Entrer tôt, avant la livraison des infrastructures, suppose d’accepter davantage de bruit de chantier et d’incertitude, mais peut offrir des plus-values supérieures à la moyenne de ville.
4. Adapter sa stratégie aux nouvelles règles sur la courte durée
Pour ceux qui souhaitent conserver une exposition à la location saisonnière, la clé est d’éviter les zones soumises à moratoire et de choisir des quartiers touristiques encore éligibles à l’obtention de licences, en gardant à l’esprit que le cadre peut évoluer.
Il est conseillé de construire un projet locatif qui reste rentable en location longue durée. Cette approche permet de ne pas dépendre exclusivement d’un modèle de location touristique de type Airbnb, dont la réglementation peut évoluer et se renforcer.
5. Pour les candidats au Golden Visa : viser la qualité plus que le « ticket minimum »

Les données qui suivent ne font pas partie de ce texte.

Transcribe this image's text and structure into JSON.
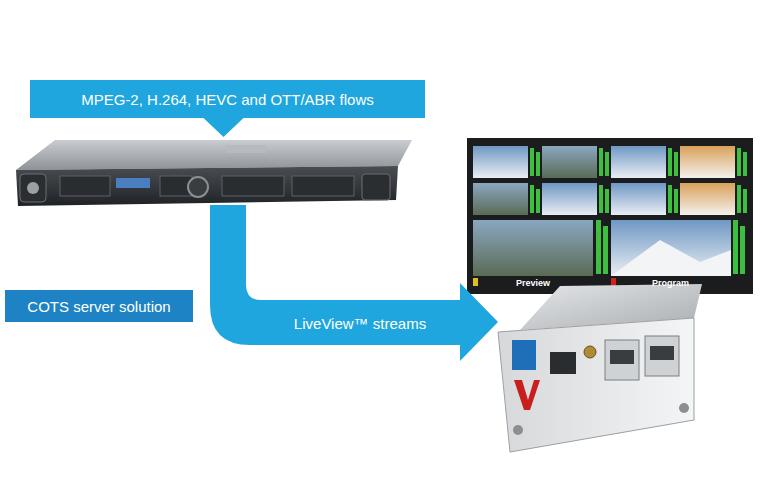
{
  "diagram": {
    "nodes": [
      {
        "text": [
          "MPEG-2, H.264, HEVC and OTT/ABR flows"
        ]
      },
      {
        "text": [
          "COTS server solution"
        ]
      },
      {
        "text": [
          "LiveView™ streams"
        ]
      }
    ],
    "labels": [
      "Preview",
      "Program"
    ]
  }
}
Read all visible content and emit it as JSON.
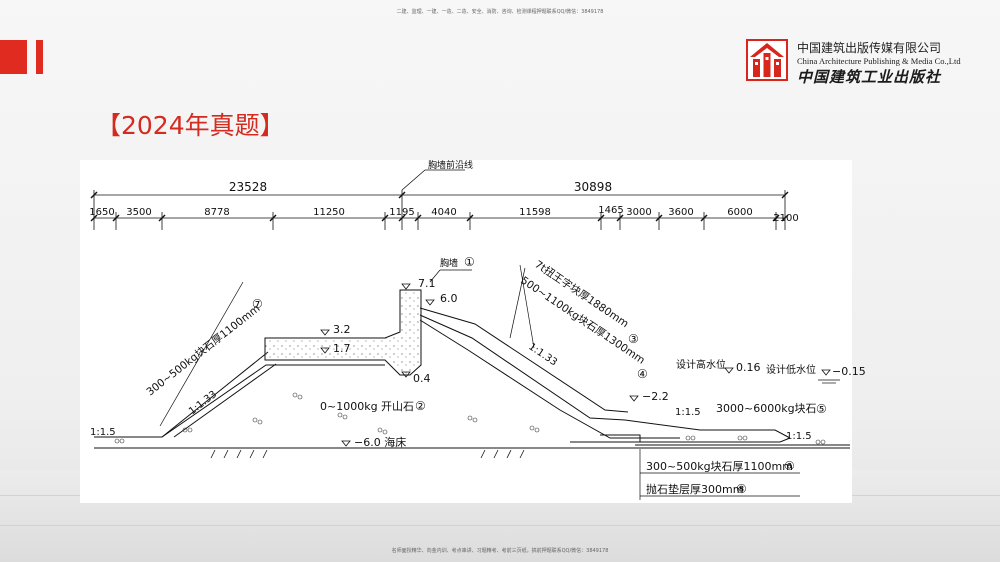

Avec un seuil de 800 000 € à Athènes, la logique change : l’enjeu n’est plus seulement de décrocher une résidence, mais de choisir un actif qui tienne la route financièrement. Dans cette fourchette, des options attractives existent :
– grands appartements ou penthouses dans Kolonaki, Mets ou sur la Riviera ;
– unités dans des programmes neufs premium liés à des projets comme The Ellinikon ou la rénovation de fronts de mer ;
– immeubles entiers à transformer en résidences de long séjour plutôt qu’en Airbnb.
Le Golden Visa ne doit plus être vu comme une « prime » sur un investissement médiocre, mais comme un bonus sur un actif de qualité, dans un emplacement avec une vraie profondeur de marché.
Conclusion : un marché porteur, mais sélectif
Investir dans l’immobilier à Athènes aujourd’hui, c’est entrer sur un marché dynamiques et en plein essor.
– dynamique, avec des prix encore en hausse mais dans un rythme qui se normalise ;
– riche en opportunités de rendement et de plus-value, surtout dans les quartiers en gentrification et les zones de futur métro ;
– soutenu par des moteurs puissants : tourisme, capitaux étrangers, grands projets urbains, repositionnement économique du pays.
C’est aussi accepter :
L’investissement au Portugal se heurte à un environnement réglementaire plus strict (location courte durée, Golden Visa), à une concurrence accrue entre investisseurs locaux et internationaux, et à un cadre administratif complexe nécessitant un accompagnement juridique et technique rigoureux.
Pour l’investisseur capable de dépasser l’effet de mode, d’analyser finement les micro-marchés et de s’entourer de professionnels locaux, Athènes reste l’une des rares grandes capitales européennes où il est encore possible de combiner :
– un rendement locatif brut autour de 5 à 6 % ;
– une appréciation probable de 4 à 5 % par an à moyen terme ;
– et un potentiel de transformation urbaine qui n’a pas encore dit son dernier mot.
La clé n’est plus de « simplement acheter à Athènes », mais de savoir précisément où, quoi et pour quel usage investir dans la capitale grecque.